Le había mentido. Le había dicho que no podía hacer transferencia ni giro porque el banco tenía problemas con mi cuenta, que era una cuestión informática que nunca habían podido solucionar. Que entonces iba a llevarle efectivo. Ella me había creído o había hecho como que me había creído.
Había pasado tres años desde su traslado. Yo seguía sin entenderlo. No sabía por qué no le había pedido que se quedara, que de todos modos nos íbamos a arreglar con la plata, que alquilaríamos algo más grande para vivir con los chicos. No sabía por qué, pero me había faltado fuerzas.
La había visto una vez en la terraza del apart al que íbamos con el Ruso. Me había llamado la atención sus manos, eran como distintas del resto del cuerpo, más infantiles. Parecía mucho más joven que yo, pero no me importó. La miré con descaro hasta que se fue. Tres días después la crucé en el puesto de José y le dije que no comprara ese diario oficialista. Por eso lo compro, me dijo y a las dos horas estábamos cambiando horarios y teléfonos.
Después vinieron las tardes furtivas en mi departamento, ya me había mudado a Oroño. Nos exprimíamos palabras obscenas, besos, lo que fuera hasta el momento que pudiéramos, en el que ella se iba en taxi, despeinada, oliendo a mí y enojada por cualquier cosa para poder sobrellevar una despedida digna sin lágrimas ni escenas adolescentes. Adolescentes, decía mi hija.
Busqué la agenda en la guantera. M. María. Pasaje Parque 432. Dónde sería ese pasaje parque.
Al principio era así. No importaba nada, contábamos el tiempo que faltaba para el taxi entre medialunas del día anterior y mi café lavado. Después empezaron los hoy no puedo. Yo tenía los cursos en el Poli, ella las horas extras. Las reuniones del colegio de Martín. Las clases de patín de Sole. Un día me dijo que estábamos dejándonos atravesar por los acontecimientos. Le contesté que no creía que pudiera hacerse nada.

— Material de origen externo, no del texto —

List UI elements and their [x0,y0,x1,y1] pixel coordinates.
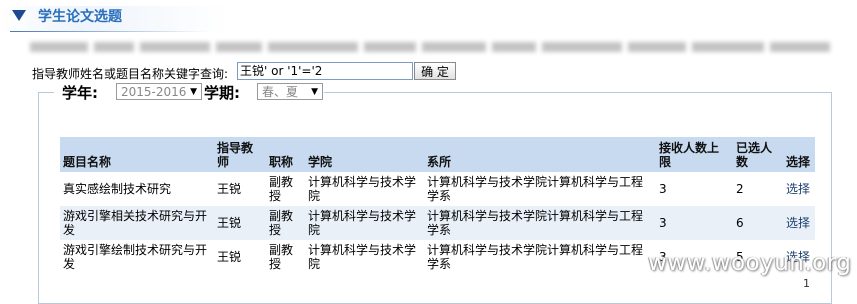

Después empezó a flotar entre nosotros una cosa rara, como si faltara la fe. Después del sexo se vestía de espaldas y en silencio, me daba un beso breve y se iba, sin medialunas viejas, sin dejar que la acompañara hasta el taxi. Yo no hacía nada porque me faltaban fuerzas. No podría haber soportado otro fracaso, y ella pasaba mucho tiempo con su amigo de la oficina, demasiado tiempo para ser sólo amigos. Y su ex que iba todos los jueves para charlar asuntos de Martín.
Después vino el traslado. Al principio me escribía todos los días, después cada vez menos. Hasta que no escribió más. Sólo supe de ella cuando llamó y me dijo lo de la operación de Martín. Le ofrecí todo lo que tenía en la cuenta, no lo dudé. Ella lloraba y no dijo sí, no dijo nada. Mañana te llamo yo, le dije.
Un gordo con una bufanda azul me miró como si fuéramos conocidos. Detuve el auto y bajé la ventanilla. Pregunté dónde era pasaje parque. Va bien, son seis cuadras más, dijo el gordo salivando la bufanda.
Yo no le había contestado una sola carta. No podía. No sabía por qué, pero no había podido. Estaba toda la semana con los mismos zapatos y tenía que ocuparme de eso. Eran unos gomicuer color suela, pasados de moda. Había que comprar otro par, elegirlos, dar con ellos. Cuando pude resolver lo de los zapatos había pasado tres meses y ella ya no escribía más. No tenía sentido.
Estacioné sin respetar el sentido de la calle. Cerré el auto sin alarma. 432. Era una puerta verde, dos ventanas con rejas. Toqué el timbre. Atendió Martín, ahora tenía una barba incipiente, tres o cuatro pelos que intentaban ser una barba. Buscás a mi mamá, ya la llamo, me dijo.